更新时间:2014-03-11
苏穆也从椅子上跳了下来,抬头一看,只见一个醉醺醺的老者,跌跌撞撞的从外面进来了。
老者一身的酒气,神色颓丧,那副大醉的模样,不知道是喝了多久的酒了。
“咦?家里居然还有人来?”老者呵呵笑着,指着模糊视线之中那个小小的身影,不停的摇晃着说道:“穆家都已经落败成这样了,居然还有人愿意来做客?真是稀奇啊稀奇!我穆家,居然还会有人来!”
“爷爷好!”苏穆神色淡然的跟穆老爷子打招呼。
“爷爷?”穆老爷子眼神一阵晃动,他站在原地,怔忪了半天,才缓缓的说道:“这个称呼,好遥远了!”
穆老爷子转身跌跌撞撞的又走了,穆夫人长长叹息一声,转身对苏穆说道:“别管他了,天天都喝成这样。自从穆家衰败了,他就变成这样了!也许这就是命啊!强求不来,躲不掉的命!来,苏穆,我们坐下吃饭吧!”
苏穆回头看了一眼跌跌撞撞回来了又走掉的穆老爷子,不知道为什么,心底升起一种难言的凄凉。
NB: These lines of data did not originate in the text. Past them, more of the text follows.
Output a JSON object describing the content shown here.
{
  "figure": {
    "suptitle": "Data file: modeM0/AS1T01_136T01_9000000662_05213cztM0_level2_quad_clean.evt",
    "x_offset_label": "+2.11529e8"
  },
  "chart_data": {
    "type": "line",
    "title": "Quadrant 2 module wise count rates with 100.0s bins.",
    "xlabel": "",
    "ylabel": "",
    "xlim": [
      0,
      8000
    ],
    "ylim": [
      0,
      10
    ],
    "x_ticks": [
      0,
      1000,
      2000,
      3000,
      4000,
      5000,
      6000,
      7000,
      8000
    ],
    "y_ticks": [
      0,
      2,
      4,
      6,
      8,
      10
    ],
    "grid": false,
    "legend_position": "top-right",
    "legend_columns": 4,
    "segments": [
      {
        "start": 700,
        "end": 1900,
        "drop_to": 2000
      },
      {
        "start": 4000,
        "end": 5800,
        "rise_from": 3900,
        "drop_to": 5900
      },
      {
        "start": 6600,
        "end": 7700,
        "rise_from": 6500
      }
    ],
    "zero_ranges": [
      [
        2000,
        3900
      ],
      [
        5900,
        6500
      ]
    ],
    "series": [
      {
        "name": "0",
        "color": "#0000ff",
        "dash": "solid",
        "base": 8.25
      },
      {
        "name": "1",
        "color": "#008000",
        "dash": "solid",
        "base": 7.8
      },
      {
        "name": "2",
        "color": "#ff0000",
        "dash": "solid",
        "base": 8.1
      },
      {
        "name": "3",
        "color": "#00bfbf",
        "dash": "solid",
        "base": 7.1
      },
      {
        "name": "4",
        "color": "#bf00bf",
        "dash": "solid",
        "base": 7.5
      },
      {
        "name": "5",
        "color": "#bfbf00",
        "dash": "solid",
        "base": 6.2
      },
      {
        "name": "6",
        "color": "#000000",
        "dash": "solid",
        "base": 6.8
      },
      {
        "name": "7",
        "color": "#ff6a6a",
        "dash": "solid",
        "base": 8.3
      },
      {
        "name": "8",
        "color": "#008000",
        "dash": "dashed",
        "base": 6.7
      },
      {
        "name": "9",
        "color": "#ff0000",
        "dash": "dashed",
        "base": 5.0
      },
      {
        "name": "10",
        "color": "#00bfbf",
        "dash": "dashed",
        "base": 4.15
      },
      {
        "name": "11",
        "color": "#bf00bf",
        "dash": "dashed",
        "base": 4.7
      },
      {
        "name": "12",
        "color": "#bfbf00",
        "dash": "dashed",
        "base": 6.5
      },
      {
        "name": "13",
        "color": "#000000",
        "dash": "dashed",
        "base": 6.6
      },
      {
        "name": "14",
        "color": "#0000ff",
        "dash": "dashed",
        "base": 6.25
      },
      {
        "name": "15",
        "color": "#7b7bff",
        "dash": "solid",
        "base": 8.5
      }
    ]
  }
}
坐在屋顶的苏雨夜跟陈梓良对视一眼,都在心底轻轻叹息啊!
大家都是曾经在天华国帝都繁华一时的家族,袁家和穆家,一个在政治上叱咤风云,一个在商场远近无敌。可是,最终都落得了这样的下场。
真是花无百日红,人无千日好啊!
看着穆宅的落败,想想袁家的兴衰荣辱,心底突然多了些的感慨。
“这穆家也曾经是那么的显耀一时,没想到最后却是落的了这样的境地!”陈梓良长叹一声说道:“在当时,穆宅,可是除了政界显要之外为数不多可以风光叱咤的宅邸啊!”
“穆家以前是做什么的?”苏雨夜转头问陈梓良,陈梓良曾经在帝都呆了很久,他对帝都的情况可以说是了如指掌。
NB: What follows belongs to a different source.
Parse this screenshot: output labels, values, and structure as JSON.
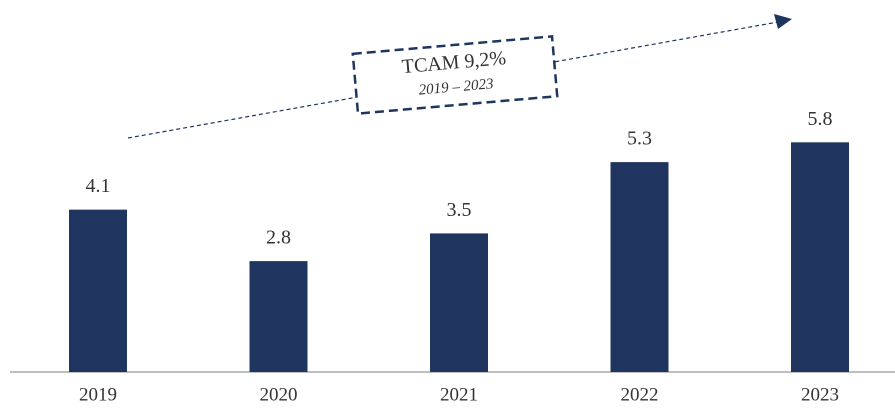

“丝绸,粮食,矿产,等等等等。”陈梓良抱着手臂说道:“可以这样说,在穆宅最显赫的时候,帝都有一半的产业,都有穆家的影子。只是没想到,这才短短几年的时间,就竟然落败到如此的田地!也难怪穆家这么大的家业如今四散成如此凋零的人口,也难怪穆老爷子成天借酒消愁了!这两个伺候着的婆子八成是穆老夫人当初陪嫁过来的丫头,这才不离不弃一直跟在左右,曾经的那些繁华散去,倒是能看的清楚谁才是真心谁是虚情假意了吧?”
“没想到你的感慨比我都多啊!”苏雨夜歪着头看着陈梓良。
陈梓良耸耸肩膀,转头看着苏雨夜:“其实你的心底何尝不是如此的感慨呢?袁家的衰败荣辱,你比任何人的感触都深!”
苏雨夜微笑了起来:“是啊,我比任何人都看的清楚!只是这样置身事外看别人的过程,总是觉得有点凄凉!”
“啊哈,那是因为你重新站起来了,而且站立的高度比以前的高度还要高的多的多!”陈梓良笑着说道:“现如今,试问天下,哪个人还敢小瞧你苏雨夜?天底下,还有谁不对你苏雨夜忌惮三分?”
苏雨夜跟着无声的笑了起来。
是啊,实力,决定一切!
只有拥有了足够的实力,才能保护自己想保护的一切!
苏穆重新入座,跟穆夫人坐在对面。
看着苏穆非常快乐的吃着一碗粘糕,穆夫人的眼眶有些湿润,轻轻的说道:“我有个女儿,现在已经不在人世了,她小时候最爱吃的就是这个粘糕。现在还记得,她跟你这么大的时候,因为想吃粘糕,但是她的牙齿坏掉了,所以我不让她吃,也不准厨房给她准备粘糕。你猜怎么着?她居然翻墙跑了出去,跑到了别人的家里,伸手就要拿粘糕去吃!后来被人发现了,她居然理直气壮的回答人家,粘糕就是用来吃的,干嘛还要追着我要钱?”